Die neue Richtlinie, die am Mittwoch (24.09.2003) in erster Lesung verabschiedet wurde, sieht vor, dass reine Software nicht vom Patentschutz erfasst wird. Nur Erfindungen, die einen technischen Vorgang mit Hilfe von Software auslösen, sollen geschützt werden können.

Die Gegner der Patentierung von Computersoftware verlangen freien Zugang zu allen Quelltexten. Diese sogenannten Quellcodes sind der Grundbaustein aller Programme. Ein freier Zugang ermöglicht eine kostengünstige Weiterentwicklung von Software.

"Klarheit über bestehende Regeln"

Die Stimmung war aufgeheizt nicht nur vor dem Parlament, wo sich Demonstranten versammelten, auch im Parlament war die Debatte erregt, denn alle Seiten fühlen sich eigentlich missverstanden.

Die EU-Kommission hat eine moderate Richtlinie vorgelegt, die eine Patentierung reiner Softwareprogramme nicht vorsieht. Nur echte computergestützte Erfindungen sollen künftig in Europa Patentschutz genießen und beim europäischen Patentamt in München angemeldet werden können. "Tatsache ist, dass der Vorschlag keine Patente schafft. Er wird auch nicht die furchtbaren Effekte haben, die Schwarzseher prophezeien ", erklärt der zuständige EU-Komissar, Frits Bolkestein, und sagt weiterhin: "Es ist eine vorsichtige Maßnahme, die Klarheit schaffen und die Regeln präzisiert soll, die es ja bereits gibt."

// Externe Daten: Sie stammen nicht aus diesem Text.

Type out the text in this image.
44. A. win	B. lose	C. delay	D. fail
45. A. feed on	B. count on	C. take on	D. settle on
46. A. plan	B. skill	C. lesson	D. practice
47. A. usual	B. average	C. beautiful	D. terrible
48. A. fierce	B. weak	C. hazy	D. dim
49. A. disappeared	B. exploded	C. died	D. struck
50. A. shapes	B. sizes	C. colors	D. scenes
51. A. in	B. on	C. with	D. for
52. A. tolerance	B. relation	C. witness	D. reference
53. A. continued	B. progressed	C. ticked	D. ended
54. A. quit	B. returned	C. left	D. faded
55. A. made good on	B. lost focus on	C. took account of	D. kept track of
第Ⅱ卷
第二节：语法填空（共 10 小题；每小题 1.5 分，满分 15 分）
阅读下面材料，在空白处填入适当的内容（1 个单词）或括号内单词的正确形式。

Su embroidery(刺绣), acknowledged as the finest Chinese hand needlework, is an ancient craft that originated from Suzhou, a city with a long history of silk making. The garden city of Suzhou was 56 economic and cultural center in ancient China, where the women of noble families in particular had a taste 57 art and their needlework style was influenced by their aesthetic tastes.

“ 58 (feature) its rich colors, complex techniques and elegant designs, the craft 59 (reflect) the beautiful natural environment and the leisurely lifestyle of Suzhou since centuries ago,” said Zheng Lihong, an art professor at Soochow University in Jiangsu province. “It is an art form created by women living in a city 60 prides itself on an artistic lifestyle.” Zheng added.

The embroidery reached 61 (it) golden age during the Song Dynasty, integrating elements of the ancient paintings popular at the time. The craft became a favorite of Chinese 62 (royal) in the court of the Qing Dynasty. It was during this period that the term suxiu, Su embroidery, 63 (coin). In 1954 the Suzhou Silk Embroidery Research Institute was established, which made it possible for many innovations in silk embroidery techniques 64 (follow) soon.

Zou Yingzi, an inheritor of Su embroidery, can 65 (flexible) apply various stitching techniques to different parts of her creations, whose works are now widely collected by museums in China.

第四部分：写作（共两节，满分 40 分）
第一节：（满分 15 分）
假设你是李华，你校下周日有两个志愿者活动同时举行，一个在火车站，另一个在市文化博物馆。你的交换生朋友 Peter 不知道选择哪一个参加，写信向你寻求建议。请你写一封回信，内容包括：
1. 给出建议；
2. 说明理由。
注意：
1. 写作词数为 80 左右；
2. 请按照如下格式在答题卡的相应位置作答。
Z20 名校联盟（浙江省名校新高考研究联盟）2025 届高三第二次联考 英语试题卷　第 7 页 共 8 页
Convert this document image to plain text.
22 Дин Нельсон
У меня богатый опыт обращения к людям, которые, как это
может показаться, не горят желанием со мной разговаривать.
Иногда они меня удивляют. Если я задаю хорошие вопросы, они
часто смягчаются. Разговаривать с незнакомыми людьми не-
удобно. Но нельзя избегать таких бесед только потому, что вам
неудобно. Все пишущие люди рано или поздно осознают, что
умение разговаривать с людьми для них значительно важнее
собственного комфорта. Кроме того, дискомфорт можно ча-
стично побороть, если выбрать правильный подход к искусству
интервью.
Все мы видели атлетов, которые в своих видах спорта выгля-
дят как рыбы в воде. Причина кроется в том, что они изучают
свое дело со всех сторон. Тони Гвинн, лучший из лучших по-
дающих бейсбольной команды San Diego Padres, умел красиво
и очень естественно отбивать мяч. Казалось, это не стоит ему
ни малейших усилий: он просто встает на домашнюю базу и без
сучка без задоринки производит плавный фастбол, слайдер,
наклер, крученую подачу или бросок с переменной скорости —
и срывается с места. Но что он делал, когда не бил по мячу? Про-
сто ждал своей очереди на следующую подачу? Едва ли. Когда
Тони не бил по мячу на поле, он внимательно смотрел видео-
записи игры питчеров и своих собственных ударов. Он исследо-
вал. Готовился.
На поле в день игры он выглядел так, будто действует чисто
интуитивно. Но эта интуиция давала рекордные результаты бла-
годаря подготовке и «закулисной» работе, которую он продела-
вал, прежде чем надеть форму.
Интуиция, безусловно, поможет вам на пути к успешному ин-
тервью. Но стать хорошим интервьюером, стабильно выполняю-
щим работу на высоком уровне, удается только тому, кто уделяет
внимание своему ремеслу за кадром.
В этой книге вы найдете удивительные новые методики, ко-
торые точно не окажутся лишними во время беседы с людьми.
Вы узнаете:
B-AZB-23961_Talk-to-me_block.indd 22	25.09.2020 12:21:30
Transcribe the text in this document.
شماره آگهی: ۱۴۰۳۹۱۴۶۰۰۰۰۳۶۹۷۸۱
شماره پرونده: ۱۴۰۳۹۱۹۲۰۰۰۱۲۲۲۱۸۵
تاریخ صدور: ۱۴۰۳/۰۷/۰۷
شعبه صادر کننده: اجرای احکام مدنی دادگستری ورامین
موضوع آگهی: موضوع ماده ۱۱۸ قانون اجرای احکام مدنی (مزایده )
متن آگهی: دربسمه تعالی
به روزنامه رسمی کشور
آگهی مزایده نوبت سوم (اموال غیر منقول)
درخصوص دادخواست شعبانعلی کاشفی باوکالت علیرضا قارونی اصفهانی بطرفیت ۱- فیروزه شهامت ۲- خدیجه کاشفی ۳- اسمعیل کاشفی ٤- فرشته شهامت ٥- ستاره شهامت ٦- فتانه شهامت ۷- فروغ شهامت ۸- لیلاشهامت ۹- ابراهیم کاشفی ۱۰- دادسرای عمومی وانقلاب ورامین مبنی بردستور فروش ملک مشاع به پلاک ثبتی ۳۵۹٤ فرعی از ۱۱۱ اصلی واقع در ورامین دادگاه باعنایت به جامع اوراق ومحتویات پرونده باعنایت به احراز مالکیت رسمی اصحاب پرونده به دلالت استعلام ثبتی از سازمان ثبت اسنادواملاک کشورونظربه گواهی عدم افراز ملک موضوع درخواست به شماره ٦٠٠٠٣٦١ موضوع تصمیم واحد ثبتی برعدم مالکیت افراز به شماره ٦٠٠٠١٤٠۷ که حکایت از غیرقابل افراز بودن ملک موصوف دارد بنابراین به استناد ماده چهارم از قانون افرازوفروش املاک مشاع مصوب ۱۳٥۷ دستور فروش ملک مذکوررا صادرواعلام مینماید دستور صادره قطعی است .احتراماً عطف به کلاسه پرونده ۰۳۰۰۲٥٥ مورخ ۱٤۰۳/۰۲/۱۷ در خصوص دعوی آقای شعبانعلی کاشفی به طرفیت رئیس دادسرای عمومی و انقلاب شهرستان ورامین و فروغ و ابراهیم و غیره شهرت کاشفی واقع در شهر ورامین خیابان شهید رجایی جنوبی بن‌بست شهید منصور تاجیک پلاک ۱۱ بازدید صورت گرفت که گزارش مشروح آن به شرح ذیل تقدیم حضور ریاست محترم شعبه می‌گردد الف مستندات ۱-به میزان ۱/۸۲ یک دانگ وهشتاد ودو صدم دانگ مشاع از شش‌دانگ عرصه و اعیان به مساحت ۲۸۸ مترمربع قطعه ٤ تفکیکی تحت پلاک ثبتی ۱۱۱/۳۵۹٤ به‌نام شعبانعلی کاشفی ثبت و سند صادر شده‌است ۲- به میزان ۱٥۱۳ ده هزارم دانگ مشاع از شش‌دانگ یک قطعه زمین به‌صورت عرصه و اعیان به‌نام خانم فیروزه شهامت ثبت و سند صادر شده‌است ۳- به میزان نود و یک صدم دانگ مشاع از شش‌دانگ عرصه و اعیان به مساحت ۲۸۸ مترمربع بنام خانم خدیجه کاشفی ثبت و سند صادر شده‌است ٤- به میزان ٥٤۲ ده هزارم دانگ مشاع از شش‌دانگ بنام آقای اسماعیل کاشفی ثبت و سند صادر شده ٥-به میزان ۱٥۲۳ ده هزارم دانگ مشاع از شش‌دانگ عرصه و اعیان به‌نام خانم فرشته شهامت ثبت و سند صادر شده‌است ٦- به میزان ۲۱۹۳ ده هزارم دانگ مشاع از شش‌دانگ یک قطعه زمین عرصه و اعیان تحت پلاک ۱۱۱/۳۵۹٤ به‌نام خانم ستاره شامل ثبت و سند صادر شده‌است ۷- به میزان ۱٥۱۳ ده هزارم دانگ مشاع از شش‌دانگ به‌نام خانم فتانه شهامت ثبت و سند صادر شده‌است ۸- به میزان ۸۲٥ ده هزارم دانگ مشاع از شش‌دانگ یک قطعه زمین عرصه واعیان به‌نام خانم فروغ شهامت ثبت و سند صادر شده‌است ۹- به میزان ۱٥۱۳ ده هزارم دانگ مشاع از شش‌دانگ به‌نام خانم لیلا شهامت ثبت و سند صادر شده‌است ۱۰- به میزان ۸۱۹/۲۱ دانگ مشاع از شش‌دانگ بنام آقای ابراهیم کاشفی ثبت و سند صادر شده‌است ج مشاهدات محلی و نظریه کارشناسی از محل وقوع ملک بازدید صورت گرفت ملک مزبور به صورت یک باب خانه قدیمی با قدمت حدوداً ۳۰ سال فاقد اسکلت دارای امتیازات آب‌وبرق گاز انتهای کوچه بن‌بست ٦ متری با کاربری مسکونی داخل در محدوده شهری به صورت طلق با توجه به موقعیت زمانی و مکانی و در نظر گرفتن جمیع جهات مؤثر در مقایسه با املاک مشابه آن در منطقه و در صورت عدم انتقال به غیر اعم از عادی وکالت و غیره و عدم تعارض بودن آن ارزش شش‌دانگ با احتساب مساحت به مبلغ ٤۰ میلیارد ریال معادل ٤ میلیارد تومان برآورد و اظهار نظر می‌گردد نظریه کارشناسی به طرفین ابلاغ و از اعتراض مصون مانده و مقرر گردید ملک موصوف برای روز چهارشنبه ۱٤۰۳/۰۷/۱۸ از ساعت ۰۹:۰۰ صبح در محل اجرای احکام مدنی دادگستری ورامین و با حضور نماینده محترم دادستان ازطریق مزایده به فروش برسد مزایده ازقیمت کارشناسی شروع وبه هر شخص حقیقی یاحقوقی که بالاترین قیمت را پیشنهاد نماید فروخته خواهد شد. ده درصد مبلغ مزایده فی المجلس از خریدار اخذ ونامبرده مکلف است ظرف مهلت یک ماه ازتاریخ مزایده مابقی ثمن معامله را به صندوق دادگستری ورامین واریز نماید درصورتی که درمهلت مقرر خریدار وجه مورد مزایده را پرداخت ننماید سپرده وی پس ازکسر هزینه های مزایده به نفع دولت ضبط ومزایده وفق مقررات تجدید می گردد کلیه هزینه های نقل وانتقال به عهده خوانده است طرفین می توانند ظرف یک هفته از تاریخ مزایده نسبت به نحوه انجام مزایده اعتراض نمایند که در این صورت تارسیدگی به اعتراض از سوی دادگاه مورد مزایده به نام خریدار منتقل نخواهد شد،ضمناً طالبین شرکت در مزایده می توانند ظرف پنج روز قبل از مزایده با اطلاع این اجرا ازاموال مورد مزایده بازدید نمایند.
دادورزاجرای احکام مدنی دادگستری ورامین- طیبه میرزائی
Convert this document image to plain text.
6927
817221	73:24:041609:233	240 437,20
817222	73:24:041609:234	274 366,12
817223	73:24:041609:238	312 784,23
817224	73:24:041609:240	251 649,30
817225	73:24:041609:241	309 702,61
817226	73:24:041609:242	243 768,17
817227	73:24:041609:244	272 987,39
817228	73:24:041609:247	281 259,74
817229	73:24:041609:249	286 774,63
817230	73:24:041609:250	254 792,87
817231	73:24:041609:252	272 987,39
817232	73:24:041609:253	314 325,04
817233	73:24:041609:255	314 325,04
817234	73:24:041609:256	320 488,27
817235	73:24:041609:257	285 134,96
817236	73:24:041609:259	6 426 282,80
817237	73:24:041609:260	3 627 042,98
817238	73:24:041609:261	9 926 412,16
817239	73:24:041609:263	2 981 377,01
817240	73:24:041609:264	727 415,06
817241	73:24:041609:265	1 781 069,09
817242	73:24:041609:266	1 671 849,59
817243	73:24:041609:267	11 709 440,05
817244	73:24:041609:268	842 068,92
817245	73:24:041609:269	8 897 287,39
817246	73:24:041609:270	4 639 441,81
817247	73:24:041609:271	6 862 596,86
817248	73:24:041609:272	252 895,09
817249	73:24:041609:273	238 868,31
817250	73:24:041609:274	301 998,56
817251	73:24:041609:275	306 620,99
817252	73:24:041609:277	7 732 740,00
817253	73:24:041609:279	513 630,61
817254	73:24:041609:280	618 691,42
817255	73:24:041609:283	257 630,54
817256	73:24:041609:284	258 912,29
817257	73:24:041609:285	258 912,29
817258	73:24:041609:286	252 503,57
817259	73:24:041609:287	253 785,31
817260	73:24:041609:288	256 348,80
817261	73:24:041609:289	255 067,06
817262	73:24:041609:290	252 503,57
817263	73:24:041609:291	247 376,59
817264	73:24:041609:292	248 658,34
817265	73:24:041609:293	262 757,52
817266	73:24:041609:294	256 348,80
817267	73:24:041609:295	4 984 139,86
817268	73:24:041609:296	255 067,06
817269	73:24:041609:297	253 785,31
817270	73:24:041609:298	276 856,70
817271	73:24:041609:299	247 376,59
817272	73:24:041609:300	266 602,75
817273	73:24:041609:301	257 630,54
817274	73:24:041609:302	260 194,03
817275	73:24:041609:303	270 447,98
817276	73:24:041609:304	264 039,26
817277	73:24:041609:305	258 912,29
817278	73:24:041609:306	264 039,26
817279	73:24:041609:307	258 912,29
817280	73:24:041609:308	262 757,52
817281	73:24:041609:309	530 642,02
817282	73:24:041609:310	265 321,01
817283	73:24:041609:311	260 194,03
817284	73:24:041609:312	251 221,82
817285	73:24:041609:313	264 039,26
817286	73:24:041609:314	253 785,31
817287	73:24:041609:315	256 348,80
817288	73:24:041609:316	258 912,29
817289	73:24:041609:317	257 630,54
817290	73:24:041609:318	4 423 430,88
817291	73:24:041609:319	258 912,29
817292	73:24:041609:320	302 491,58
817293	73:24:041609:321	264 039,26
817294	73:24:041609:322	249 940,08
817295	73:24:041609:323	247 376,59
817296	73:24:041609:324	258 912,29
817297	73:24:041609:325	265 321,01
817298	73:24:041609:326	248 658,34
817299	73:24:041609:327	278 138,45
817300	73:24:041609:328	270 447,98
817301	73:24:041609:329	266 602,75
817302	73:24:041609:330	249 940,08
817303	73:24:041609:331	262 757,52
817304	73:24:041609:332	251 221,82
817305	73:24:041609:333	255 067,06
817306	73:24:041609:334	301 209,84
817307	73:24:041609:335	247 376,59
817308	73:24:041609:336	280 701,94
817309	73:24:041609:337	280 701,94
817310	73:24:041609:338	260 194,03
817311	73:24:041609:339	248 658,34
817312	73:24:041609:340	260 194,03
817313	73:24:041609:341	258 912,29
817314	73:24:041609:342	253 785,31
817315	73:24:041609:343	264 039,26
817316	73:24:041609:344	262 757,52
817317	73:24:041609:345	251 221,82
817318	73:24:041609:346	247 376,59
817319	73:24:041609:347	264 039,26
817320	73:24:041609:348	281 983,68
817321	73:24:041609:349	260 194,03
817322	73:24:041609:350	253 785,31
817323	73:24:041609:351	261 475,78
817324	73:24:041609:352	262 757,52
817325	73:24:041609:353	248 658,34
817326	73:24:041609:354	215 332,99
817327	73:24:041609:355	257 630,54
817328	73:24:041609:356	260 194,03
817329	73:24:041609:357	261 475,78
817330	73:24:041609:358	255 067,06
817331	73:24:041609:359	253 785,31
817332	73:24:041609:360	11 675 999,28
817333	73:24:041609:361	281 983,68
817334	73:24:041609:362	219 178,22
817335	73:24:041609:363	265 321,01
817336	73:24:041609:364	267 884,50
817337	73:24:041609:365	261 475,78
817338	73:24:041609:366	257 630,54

Gegner einer europäischen Patentrichtlinie, darunter auch viele kleine Softwarefirmen, fürchten, dass es zu sogenannten trivialen Patenten kommen könnte, die die Entwicklung neuer Programme bremsen. Solche trivialen Patente, etwa auf bestimmte Mausklickfolgen, überlappende Programmfenster und ähnliches, sind in den USA und Japan möglich.

Schutz vor Monopolbildung

Die großen Software-Firmen wollen sich mit solchen Patenten gegen Nachahmer schützen. Bislang hat das Europäische Patentamt in München meistens zu gunsten der großen Konzerne entschieden. Das müsse laut Arlene McCarthy, Mitglied des Europäischen Parlaments, mit der neuen EU-Richtlinie aufhören. "Ich glaube, reine Software-Patente sind schlecht für Entwicklung und Wettbewerb. Daher ist es unglücklich, dass das Europäische Patentamt bereits Patente ausgegeben hat. Das ist ein Beispiel für schlechte Praxis", erklärt McCarthy. Software-Patente würden zu Monopolbildung führen, wie etwa bei der Firma Microsoft geschehen, die den Markt der PC-Betriebssysteme beherrscht. Software sei außerdem durch das europäische Urheberrecht gut geschützt, das reines Kopieren bereits heute verbietet.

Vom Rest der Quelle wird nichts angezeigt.